Папочка, приходи, пожалуйста! Возвращайся с войны. Я жду тебя.
Я беру письмо. Я делаю из него парус. Я пускаю кораблик.
А река — широкая. Солнце — огромное. А кораблик — маленький. И вместо паруса — письмо.
Я стою на берегу. Дует ветер. И кораблик летит по волнам. Навстречу солнцу.
А огромное солнце — низко. И к нему плывет мой кораблик. А ветер надувает парус. А парус — письмо.
Письмо к тебе, отец.
Я послал письмо отцу шестого августа тысяча девятьсот сорок пятого года. В этот день Америка взорвала первую атомную бомбу…
Эпилог
Я завидую мальчикам, у которых отцы вернулись с войны. Я страшно завидую им. Собственно, это не зависть. Это другое. Чувство, которое я не могу объяснить. В нем и боль утраты, и горечь несбывшейся надежды, и просто — зависть.
Я завидую вам, мальчики. Завидую, что ваши отцы вернулись. Завидую и радуюсь за вас и вместе с вами. Иного и быть не может.
И все же я жду отца. Несмотря ни на что. Несмотря на то, что он погиб. Несмотря на то, что я знаю об этом.
Я жду. Мне двадцать шесть. И у меня сын. А я все жду отца.
Жду и жду!
Временами мне кажется, что он придет. Постучит. Войдет в шинели и сапогах. Громадный и молодой. Такой, как на фото. Скажет: «Здравствуйте. Я вернулся. А вы ждали меня?»
Поймет ли он, что, несмотря ни на что, мы ждали его? Я думаю — да. Он поймет. Он не осудит ни меня, ни мать — никого.
Я жду отца. Для меня он всегда такой, как на фото. Молодой и улыбающийся. Для меня он никогда не состарится.
Для меня война еще не кончилась, потому что мой отец не вернулся, и я его жду. И мне жутко подумать, что мой сын тоже будет ждать меня. И не дождется.

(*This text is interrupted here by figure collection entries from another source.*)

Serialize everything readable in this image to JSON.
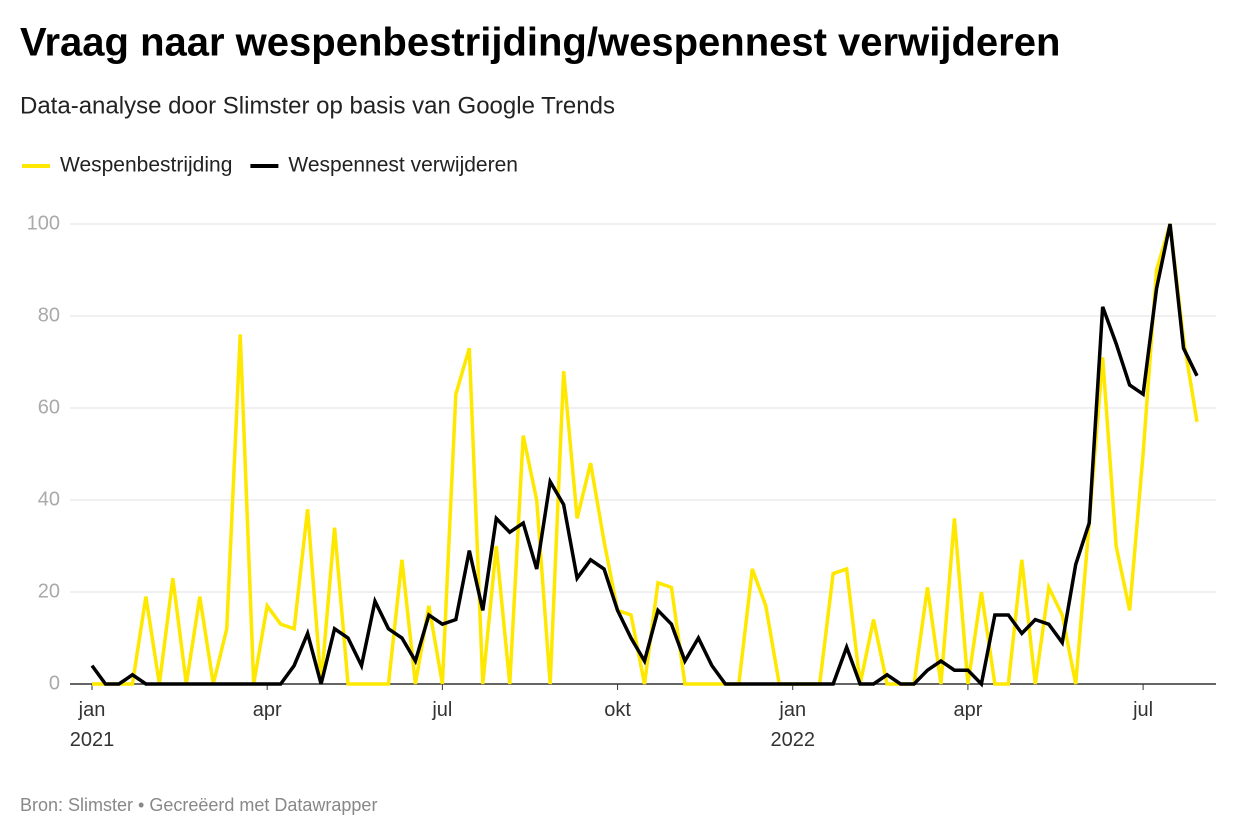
{
  "chart_data": {
    "type": "line",
    "title": "Vraag naar wespenbestrijding/wespennest verwijderen",
    "subtitle": "Data-analyse door Slimster op basis van Google Trends",
    "source": "Bron: Slimster • Gecreëerd met Datawrapper",
    "categories": [
      "jan\n2021",
      null,
      null,
      null,
      null,
      null,
      null,
      null,
      null,
      null,
      null,
      null,
      null,
      "apr",
      null,
      null,
      null,
      null,
      null,
      null,
      null,
      null,
      null,
      null,
      null,
      null,
      "jul",
      null,
      null,
      null,
      null,
      null,
      null,
      null,
      null,
      null,
      null,
      null,
      null,
      "okt",
      null,
      null,
      null,
      null,
      null,
      null,
      null,
      null,
      null,
      null,
      null,
      null,
      "jan\n2022",
      null,
      null,
      null,
      null,
      null,
      null,
      null,
      null,
      null,
      null,
      null,
      null,
      "apr",
      null,
      null,
      null,
      null,
      null,
      null,
      null,
      null,
      null,
      null,
      null,
      null,
      "jul",
      null,
      null,
      null,
      null
    ],
    "series": [
      {
        "name": "Wespenbestrijding",
        "color": "#ffe800",
        "values": [
          0,
          0,
          0,
          0,
          19,
          0,
          23,
          0,
          19,
          0,
          12,
          76,
          0,
          17,
          13,
          12,
          38,
          0,
          34,
          0,
          0,
          0,
          0,
          27,
          0,
          17,
          0,
          63,
          73,
          0,
          30,
          0,
          54,
          40,
          0,
          68,
          36,
          48,
          31,
          16,
          15,
          0,
          22,
          21,
          0,
          0,
          0,
          0,
          0,
          25,
          17,
          0,
          0,
          0,
          0,
          24,
          25,
          0,
          14,
          0,
          0,
          0,
          21,
          0,
          36,
          0,
          20,
          0,
          0,
          27,
          0,
          21,
          15,
          0,
          35,
          71,
          30,
          16,
          50,
          90,
          100,
          75,
          57
        ]
      },
      {
        "name": "Wespennest verwijderen",
        "color": "#000000",
        "values": [
          4,
          0,
          0,
          2,
          0,
          0,
          0,
          0,
          0,
          0,
          0,
          0,
          0,
          0,
          0,
          4,
          11,
          0,
          12,
          10,
          4,
          18,
          12,
          10,
          5,
          15,
          13,
          14,
          29,
          16,
          36,
          33,
          35,
          25,
          44,
          39,
          23,
          27,
          25,
          16,
          10,
          5,
          16,
          13,
          5,
          10,
          4,
          0,
          0,
          0,
          0,
          0,
          0,
          0,
          0,
          0,
          8,
          0,
          0,
          2,
          0,
          0,
          3,
          5,
          3,
          3,
          0,
          15,
          15,
          11,
          14,
          13,
          9,
          26,
          35,
          82,
          74,
          65,
          63,
          86,
          100,
          73,
          67
        ]
      }
    ],
    "ylim": [
      0,
      100
    ],
    "yticks": [
      0,
      20,
      40,
      60,
      80,
      100
    ],
    "grid": true,
    "legend": "top-left"
  }
}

Это не просто боязнь смерти. Это тревога за будущее моего ребенка, тревога за всех сыновей, которые будут ждать отцов.
И снова я жду, жду, жду. И мне кажется, отец ищет меня. И, возможно, мы не раз встречались. Но не узнавали друг друга и проходили мимо.

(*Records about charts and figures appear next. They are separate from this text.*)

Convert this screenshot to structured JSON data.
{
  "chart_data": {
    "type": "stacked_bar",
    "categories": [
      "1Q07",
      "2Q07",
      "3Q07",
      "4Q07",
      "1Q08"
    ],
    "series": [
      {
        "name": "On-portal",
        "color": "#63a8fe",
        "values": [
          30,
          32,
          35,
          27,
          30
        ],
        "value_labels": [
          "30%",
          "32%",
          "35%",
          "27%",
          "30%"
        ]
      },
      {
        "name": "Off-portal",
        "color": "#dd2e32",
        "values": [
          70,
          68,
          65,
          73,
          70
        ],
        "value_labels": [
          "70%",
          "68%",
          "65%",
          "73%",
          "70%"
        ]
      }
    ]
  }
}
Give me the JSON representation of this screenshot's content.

Недавно я ехал в поезде. На одной станции я вышел из вагона и бесцельно побрел по перрону.
Подошел встречный поезд. Пассажиры хлынули в буфет, разбрелись по станции.
Я увидел высокого пожилого мужчину. Он медленно шел мне навстречу. Он шел так же бесцельно, как и я. А может, он тоже ждал, как и я.
Мы посмотрели друг на друга и прошли мимо. В его взгляде было ожидание. В моем — тоже.
Нелепая мысль — а вдруг это отец?! — толкнула меня, и я оглянулся. Мужчина тоже оглянулся. Глаза наши встретились, мы смутились, отвернулись, и он быстро ушел в свой вагон.
Мой поезд ушел в одну сторону.
Его — в другую.
Я стоял в тамбуре, курил и ругал себя: почему я не заговорил с ним?